The experience of Egypt in the aftermath of the 2011 revolution when the government tried to prop up the value of the currency with its foreign reserves proved that it was unsustainable and led to a massive devaluation in November 2016 that shaved more than half the value of the currency in order for the country to get a $12 billion bailout from the IMF.
“Absent a major improvement in Iran’s political outlook, the unification of the country’s official and free market exchange rates at the 42,000 rials per US dollar level appears unsustainable,” said Andrine Skjelland, country risk analyst at BMI Research.
“Concerns over the fate of the nuclear deal and Iran’s future ability to integrate into the global economy continue to weigh on demand for the rial, and the authorities’ foreign exchange reserves would need to be deployed to prop up the currency at the new rate. While sizable, reserves are not inexhaustible, and anecdotal evidence suggests some concern regarding their liquidity.”
Nicholas Fitzroy, Middle East analyst at the Economist Intelligence Unit, said any devaluation of the currency was likely to push up inflation into double digits for the remainder of the year as import costs increase.
“At least in the short-term, it will further damage foreign investment prospects, owing to uncertainty over whether the authorities can prevent black-market trading and maintain the exchange rate,” Mr Fitzroy said.
“There could also be a negative impact on private sector growth, if the authorities sanction higher interest rates and capital controls in order to support the exchange rate.”
Iran’s economy got a boost from the nuclear deal it struck in 2016. Since 2014, the country has suspended parts of its nuclear development work and the United States and Europe responded by temporarily lifting some of the sanctions that have buckled Iran’s economy. That was followed by the Joint Comprehensive Plan of Action in 2015 that was reached between the five permanent members of the United Nations security council, China, Russia, the United Kingdom and France plus Germany and the European Union.
The lifting of sanctions led to a growth spurt which has since fizzled amid US President Donald Trump’s threats to walk away from the Iran deal and anti-government protests that erupted in a number of Iranian cities in late December and which continued into January of this year.
The International Monetary Fund said in October that Iran's economic growth was expected to slide to 3.5 per cent in 2017 from 12.5 per cent in 2016 but is expected to expand 3.8 per cent this year.

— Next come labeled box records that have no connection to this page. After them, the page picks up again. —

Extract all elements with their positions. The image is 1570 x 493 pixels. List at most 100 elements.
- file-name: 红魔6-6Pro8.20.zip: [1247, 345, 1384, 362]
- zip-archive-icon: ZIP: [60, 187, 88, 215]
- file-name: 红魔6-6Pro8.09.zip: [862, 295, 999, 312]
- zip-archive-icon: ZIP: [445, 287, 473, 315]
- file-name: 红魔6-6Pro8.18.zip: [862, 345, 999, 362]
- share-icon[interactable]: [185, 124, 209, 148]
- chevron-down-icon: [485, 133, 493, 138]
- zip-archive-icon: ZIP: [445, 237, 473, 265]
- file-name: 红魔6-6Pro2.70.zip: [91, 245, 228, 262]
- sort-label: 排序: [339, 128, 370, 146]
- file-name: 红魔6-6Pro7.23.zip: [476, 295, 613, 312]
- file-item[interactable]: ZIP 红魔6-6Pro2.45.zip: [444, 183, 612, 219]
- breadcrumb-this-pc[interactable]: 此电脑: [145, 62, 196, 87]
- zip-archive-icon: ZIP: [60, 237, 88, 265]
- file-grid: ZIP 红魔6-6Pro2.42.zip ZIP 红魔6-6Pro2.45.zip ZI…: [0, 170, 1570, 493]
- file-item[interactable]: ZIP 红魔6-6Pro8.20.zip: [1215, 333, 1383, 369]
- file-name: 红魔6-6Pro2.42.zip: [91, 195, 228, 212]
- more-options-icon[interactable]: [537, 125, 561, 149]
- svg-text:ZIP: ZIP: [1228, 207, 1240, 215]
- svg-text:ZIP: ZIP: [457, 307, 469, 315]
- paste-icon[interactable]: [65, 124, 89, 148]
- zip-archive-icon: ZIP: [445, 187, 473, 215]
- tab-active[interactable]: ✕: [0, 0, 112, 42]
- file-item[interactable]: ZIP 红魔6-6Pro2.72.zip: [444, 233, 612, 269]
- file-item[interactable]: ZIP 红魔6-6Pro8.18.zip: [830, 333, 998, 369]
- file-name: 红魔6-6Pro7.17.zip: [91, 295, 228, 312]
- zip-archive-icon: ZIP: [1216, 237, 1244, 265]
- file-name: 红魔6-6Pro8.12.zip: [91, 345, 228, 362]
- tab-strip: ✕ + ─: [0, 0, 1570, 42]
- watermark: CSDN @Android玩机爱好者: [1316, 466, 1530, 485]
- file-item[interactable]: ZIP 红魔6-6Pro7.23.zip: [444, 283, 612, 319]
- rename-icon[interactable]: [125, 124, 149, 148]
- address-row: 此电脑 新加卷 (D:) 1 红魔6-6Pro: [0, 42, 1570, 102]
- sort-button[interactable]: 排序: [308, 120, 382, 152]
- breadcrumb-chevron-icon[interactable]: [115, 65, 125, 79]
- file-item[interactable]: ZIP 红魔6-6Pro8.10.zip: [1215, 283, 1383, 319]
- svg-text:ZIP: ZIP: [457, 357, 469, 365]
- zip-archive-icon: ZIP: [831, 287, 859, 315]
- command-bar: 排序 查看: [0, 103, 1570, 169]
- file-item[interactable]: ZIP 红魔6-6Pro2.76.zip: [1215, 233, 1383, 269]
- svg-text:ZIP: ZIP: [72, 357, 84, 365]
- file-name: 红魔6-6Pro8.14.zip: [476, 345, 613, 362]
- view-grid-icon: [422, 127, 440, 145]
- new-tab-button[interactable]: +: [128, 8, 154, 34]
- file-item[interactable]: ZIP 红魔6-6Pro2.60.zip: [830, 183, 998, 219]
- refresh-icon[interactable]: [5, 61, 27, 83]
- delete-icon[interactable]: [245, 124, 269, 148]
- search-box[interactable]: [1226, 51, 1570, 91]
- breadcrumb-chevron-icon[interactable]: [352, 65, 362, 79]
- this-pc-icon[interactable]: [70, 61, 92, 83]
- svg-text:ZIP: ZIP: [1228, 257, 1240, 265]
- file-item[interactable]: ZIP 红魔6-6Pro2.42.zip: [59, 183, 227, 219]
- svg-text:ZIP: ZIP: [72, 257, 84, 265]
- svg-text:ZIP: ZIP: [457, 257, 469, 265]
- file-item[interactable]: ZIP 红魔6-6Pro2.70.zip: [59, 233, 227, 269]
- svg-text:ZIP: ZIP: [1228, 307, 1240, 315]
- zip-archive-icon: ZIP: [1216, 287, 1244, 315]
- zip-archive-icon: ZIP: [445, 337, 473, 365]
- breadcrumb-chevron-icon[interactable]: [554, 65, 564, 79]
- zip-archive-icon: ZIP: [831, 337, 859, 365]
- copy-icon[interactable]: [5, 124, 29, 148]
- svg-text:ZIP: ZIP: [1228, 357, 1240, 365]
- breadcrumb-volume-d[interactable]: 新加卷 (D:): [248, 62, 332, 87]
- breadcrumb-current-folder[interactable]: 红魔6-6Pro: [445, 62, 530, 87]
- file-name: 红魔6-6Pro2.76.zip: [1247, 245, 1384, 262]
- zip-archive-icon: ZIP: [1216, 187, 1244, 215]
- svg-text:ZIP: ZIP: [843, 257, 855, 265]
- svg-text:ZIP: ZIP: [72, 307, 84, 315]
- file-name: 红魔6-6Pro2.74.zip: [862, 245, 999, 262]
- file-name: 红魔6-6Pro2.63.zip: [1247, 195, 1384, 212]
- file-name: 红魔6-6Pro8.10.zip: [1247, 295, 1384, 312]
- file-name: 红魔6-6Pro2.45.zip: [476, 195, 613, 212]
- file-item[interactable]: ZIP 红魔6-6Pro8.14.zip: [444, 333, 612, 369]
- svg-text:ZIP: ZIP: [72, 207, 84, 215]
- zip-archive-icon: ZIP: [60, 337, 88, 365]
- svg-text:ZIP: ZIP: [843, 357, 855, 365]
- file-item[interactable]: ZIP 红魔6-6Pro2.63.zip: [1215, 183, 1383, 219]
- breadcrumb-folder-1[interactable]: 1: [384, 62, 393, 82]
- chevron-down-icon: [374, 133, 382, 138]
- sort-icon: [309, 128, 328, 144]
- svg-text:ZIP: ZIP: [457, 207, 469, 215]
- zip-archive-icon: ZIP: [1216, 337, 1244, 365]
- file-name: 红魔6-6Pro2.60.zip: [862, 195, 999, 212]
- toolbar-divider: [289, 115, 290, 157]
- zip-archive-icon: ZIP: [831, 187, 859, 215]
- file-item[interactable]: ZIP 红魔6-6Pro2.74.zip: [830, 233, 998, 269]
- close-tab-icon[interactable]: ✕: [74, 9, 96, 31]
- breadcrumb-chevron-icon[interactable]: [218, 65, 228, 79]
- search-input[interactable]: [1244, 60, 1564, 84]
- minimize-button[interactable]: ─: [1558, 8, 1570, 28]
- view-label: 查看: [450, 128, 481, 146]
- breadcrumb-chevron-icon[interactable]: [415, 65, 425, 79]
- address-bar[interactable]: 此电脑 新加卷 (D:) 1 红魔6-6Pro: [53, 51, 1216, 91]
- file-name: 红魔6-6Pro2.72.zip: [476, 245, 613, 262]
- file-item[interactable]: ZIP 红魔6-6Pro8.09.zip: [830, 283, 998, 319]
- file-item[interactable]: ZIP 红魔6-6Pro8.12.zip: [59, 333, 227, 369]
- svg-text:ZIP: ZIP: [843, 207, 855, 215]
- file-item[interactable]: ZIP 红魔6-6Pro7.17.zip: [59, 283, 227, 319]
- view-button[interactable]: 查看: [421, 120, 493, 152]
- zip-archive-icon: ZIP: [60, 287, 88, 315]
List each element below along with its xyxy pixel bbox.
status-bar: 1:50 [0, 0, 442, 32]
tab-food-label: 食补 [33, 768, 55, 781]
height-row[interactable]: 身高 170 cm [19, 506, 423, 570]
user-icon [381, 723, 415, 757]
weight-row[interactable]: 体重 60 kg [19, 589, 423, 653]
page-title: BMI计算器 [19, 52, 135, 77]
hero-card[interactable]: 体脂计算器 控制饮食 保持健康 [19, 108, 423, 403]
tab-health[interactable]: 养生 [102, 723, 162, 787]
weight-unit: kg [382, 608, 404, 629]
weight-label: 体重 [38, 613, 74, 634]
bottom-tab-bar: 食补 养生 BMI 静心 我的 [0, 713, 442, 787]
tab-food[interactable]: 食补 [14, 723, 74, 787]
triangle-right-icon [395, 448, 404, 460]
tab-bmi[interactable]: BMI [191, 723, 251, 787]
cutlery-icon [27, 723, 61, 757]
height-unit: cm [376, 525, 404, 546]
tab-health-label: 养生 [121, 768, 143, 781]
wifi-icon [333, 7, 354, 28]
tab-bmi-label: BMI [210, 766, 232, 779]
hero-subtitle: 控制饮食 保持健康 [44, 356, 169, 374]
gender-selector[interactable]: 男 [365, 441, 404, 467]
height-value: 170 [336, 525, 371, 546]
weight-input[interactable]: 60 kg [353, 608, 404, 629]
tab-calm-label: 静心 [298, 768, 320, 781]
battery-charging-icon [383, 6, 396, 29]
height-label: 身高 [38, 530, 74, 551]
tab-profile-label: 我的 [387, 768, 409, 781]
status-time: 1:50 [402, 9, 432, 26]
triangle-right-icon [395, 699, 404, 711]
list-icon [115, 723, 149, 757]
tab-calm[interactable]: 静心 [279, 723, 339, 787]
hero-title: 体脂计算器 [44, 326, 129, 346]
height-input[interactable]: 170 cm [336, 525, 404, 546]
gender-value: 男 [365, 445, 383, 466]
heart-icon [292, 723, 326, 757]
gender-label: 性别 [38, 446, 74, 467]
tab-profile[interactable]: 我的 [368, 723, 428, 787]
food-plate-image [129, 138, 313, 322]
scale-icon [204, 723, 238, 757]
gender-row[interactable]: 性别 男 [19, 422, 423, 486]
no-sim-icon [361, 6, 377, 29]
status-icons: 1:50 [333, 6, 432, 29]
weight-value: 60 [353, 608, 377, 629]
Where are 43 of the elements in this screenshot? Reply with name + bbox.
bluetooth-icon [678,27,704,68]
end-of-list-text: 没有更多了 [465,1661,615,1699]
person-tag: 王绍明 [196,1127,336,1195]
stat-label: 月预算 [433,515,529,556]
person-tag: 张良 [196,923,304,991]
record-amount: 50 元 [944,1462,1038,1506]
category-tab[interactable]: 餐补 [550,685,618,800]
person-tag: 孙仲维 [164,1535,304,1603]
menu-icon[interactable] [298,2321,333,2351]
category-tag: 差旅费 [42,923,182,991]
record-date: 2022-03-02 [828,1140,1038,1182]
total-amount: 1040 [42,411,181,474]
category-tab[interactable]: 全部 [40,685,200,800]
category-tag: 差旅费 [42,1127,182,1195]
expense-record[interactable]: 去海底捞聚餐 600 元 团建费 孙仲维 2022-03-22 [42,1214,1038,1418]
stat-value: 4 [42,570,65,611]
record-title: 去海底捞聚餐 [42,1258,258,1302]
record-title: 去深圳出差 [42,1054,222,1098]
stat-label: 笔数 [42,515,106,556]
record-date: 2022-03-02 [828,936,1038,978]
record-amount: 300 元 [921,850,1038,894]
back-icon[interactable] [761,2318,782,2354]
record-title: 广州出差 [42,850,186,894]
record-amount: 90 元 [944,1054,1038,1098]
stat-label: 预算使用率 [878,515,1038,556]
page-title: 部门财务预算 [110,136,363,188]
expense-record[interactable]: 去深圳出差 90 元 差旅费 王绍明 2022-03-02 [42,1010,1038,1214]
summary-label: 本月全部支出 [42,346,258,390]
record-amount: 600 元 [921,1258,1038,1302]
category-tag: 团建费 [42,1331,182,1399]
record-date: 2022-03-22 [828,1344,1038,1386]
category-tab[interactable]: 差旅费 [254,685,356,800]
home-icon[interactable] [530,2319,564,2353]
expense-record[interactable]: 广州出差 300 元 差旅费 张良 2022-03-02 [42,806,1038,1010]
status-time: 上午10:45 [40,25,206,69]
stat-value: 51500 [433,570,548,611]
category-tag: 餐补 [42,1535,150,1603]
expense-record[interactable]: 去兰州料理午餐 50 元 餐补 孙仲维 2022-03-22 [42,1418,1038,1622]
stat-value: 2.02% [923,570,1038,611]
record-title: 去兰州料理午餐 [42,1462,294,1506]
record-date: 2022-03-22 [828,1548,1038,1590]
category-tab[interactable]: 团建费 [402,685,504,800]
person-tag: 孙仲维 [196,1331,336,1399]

That may change however if the crisis deepens.
“The depreciation of rial has shown a deeply imbedded mistrust in the management of the country and its economy fuelled by the persistency of unemployment, lack of investment and the dominance of the oligarchy that consists of the security apparatus, and religious foundations which have never paid taxes but draw on resources from the public purse on a daily basis,” said Mehrdad Emadi, an economist at Beta Matrix, a research and consultancy firm.
“No matter how much of its limited foreign currency reserves the government has repapered to sacrifice and sustain the declared rate of 42,000 rial to the dollar, the market sentiments put rial at a much lower level.”